De Wet educatie en beroepsonderwijs BES wordt als volgt gewijzigd:
A
In artikel 6.1.1, tweede lid, onder a, wordt na de komma ingevoegd «alsmede het NLQF-niveau dat bij of krachtens de Wet NLQF voor de beroepsopleiding is vastgesteld en het daarmee corresponderende EQF-niveau,».
B
Aan artikel 10a.1, zesde lid, wordt onder vervanging van de punt aan het slot van onderdeel b door «; en» een onderdeel toegevoegd, luidende:
c. de hoofdstukken 1 tot en met 4 van de Wet NLQF.
Aan artikel 172, zesde lid, van de Wet op de expertisecentra wordt toegevoegd: «en van de hoofdstukken 1 tot en met 4 van de Wet NLQF».
De Wet op het hoger onderwijs en wetenschappelijk onderzoek wordt als volgt gewijzigd:
A
Aan artikel 1.7a, eerste lid, wordt onder vervanging van «, en» aan het slot van onderdeel f door een komma en onder vervanging van de punt aan het slot van onderdeel g door «, en» een onderdeel toegevoegd, luidende:
h. de hoofdstukken 1 tot en met 4 van de Wet NLQF.
B
Artikel 6.13 wordt als volgt gewijzigd:
1. In het vierde lid wordt, onder vervanging van de punt door een komma aan het slot van onderdeel w, een onderdeel toegevoegd, luidende:
x. het NLQF-niveau dat is vastgesteld bij of krachtens de Wet NLQF en het daarmee corresponderende EQF-niveau.
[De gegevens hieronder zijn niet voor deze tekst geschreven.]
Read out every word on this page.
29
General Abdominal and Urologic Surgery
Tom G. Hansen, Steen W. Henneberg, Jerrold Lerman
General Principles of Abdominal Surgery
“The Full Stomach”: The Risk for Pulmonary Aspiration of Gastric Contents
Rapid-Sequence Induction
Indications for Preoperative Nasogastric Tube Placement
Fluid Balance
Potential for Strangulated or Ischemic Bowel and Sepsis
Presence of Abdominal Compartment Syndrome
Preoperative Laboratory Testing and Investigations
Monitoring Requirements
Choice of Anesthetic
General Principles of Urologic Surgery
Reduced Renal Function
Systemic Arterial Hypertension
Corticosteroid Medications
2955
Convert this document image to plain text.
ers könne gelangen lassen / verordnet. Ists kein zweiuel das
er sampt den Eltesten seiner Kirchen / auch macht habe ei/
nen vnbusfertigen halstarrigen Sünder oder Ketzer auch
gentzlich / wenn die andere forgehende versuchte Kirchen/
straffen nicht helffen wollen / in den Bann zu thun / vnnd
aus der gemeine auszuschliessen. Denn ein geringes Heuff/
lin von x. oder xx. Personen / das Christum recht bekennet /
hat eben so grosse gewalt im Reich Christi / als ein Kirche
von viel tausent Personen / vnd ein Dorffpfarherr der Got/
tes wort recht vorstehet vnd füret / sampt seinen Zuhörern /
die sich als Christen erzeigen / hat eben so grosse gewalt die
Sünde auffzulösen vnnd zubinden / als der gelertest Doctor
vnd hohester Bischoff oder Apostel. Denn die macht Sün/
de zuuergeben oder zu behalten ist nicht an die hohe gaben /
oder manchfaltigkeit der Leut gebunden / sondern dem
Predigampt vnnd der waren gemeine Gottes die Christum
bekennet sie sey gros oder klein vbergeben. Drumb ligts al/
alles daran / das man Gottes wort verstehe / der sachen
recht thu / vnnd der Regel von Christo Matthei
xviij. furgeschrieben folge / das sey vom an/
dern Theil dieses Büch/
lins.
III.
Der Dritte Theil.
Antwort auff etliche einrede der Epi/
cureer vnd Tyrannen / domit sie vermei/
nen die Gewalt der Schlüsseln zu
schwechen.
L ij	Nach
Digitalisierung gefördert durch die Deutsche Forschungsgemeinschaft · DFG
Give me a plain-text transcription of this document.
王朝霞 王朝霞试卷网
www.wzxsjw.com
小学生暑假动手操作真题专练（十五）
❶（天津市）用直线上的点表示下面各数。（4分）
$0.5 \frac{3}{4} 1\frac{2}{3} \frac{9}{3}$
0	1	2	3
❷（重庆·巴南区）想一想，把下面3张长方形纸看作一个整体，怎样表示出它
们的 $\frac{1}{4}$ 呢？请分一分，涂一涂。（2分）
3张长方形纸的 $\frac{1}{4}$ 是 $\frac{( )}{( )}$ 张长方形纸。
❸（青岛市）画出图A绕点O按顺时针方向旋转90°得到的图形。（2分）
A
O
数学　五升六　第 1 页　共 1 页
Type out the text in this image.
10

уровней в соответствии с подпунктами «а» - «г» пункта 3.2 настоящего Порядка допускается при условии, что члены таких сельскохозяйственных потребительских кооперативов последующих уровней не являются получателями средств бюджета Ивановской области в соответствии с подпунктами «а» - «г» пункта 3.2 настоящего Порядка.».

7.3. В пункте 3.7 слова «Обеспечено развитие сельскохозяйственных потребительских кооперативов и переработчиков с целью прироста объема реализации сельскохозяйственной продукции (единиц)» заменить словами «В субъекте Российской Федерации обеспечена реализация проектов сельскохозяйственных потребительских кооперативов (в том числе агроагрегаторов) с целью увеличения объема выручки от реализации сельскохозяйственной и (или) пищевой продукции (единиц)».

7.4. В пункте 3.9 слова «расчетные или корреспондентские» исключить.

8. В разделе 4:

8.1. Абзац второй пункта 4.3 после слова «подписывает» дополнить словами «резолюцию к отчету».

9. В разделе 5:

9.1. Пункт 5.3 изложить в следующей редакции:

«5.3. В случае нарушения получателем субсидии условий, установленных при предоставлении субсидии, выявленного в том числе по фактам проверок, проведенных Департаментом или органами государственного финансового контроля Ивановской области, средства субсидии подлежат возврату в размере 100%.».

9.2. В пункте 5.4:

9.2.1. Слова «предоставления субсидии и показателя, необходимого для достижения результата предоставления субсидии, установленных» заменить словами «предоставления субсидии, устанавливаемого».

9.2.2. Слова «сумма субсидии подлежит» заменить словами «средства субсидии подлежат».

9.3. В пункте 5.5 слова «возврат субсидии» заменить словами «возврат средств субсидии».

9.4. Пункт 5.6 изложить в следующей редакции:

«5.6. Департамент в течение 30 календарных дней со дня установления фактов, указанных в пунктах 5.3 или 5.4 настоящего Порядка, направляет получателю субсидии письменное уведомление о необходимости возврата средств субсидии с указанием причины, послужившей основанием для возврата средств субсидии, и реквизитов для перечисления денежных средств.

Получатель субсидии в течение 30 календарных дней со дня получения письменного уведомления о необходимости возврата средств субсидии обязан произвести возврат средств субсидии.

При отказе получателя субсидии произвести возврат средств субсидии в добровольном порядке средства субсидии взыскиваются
2. In het vijfde lid, onderdeel b, wordt «en w» vervangen door «, w en x».
C
In artikel 7.11, vierde lid, wordt na «het Europese overeengekomen standaardformat» ingevoegd «en de voorschriften die zijn vastgesteld bij of krachtens de Wet NLQF».
De Wet op het onderwijstoezicht wordt als volgt gewijzigd:
A
In artikel 1, onderdeel d, wordt na «– Wet medezeggenschap op scholen» op een nieuwe regel ingevoegd «– Wet NLQF».
B
Artikel 3 wordt als volgt gewijzigd:
1. In het eerste lid, onderdeel d, vervalt aan het einde «en».
2. In het eerste lid wordt onder verlettering van onderdeel e tot onderdeel f, een onderdeel ingevoegd, luidende:
e. het toezien op de naleving van de artikelen 4.1 en 4.2 van de Wet NLQF, en.
3. In het tweede lid, onderdeel e, vervalt aan het einde «of».
4. In het tweede lid wordt onder verlettering van onderdeel f tot onderdeel g, na onderdeel e een onderdeel ingevoegd, luidende:
f. de bestuurlijke boete op te leggen, bedoeld in artikel 4.3 van de Wet NLQF; of.
5. In het tweede lid wordt in onderdeel g (nieuw) «a tot en met e» vervangen door «a tot en met f».
Aan artikel 9.1, eerste lid, van de Wet voortgezet onderwijs 2020 wordt onder vervanging van «; en» aan het slot van onderdeel d door een puntkomma en onder vervanging van de punt aan het slot van onderdeel e door «; en» een onderdeel toegevoegd, luidende:
f. de hoofdstukken 1 tot en met 4 van de Wet NLQF.
Onze Minister zendt binnen vijf jaar na de inwerkingtreding van deze wet aan de Staten-Generaal een verslag over de doeltreffendheid en de effecten van deze wet in de praktijk.
1. De NLQF-niveaus die voor de inwerkingtreding van deze wet zijn vermeld op waardedocumenten van formele opleidingen, worden geacht te zijn vastgesteld op grond van artikel 2.1.
2. Indien voor de inwerkingtreding van deze wet voor een non-formele opleiding een NLQF-niveau is vastgesteld door Stichting CINOP dan wel Stichting CINOP – ecbo, wordt die vaststelling gelijkgesteld met een vaststelling op grond van artikel 3.1.
3. Bij of krachtens algemene maatregel van bestuur kunnen regels worden gesteld in verband met de gelijkgestelde vaststelling bedoeld in het tweede lid.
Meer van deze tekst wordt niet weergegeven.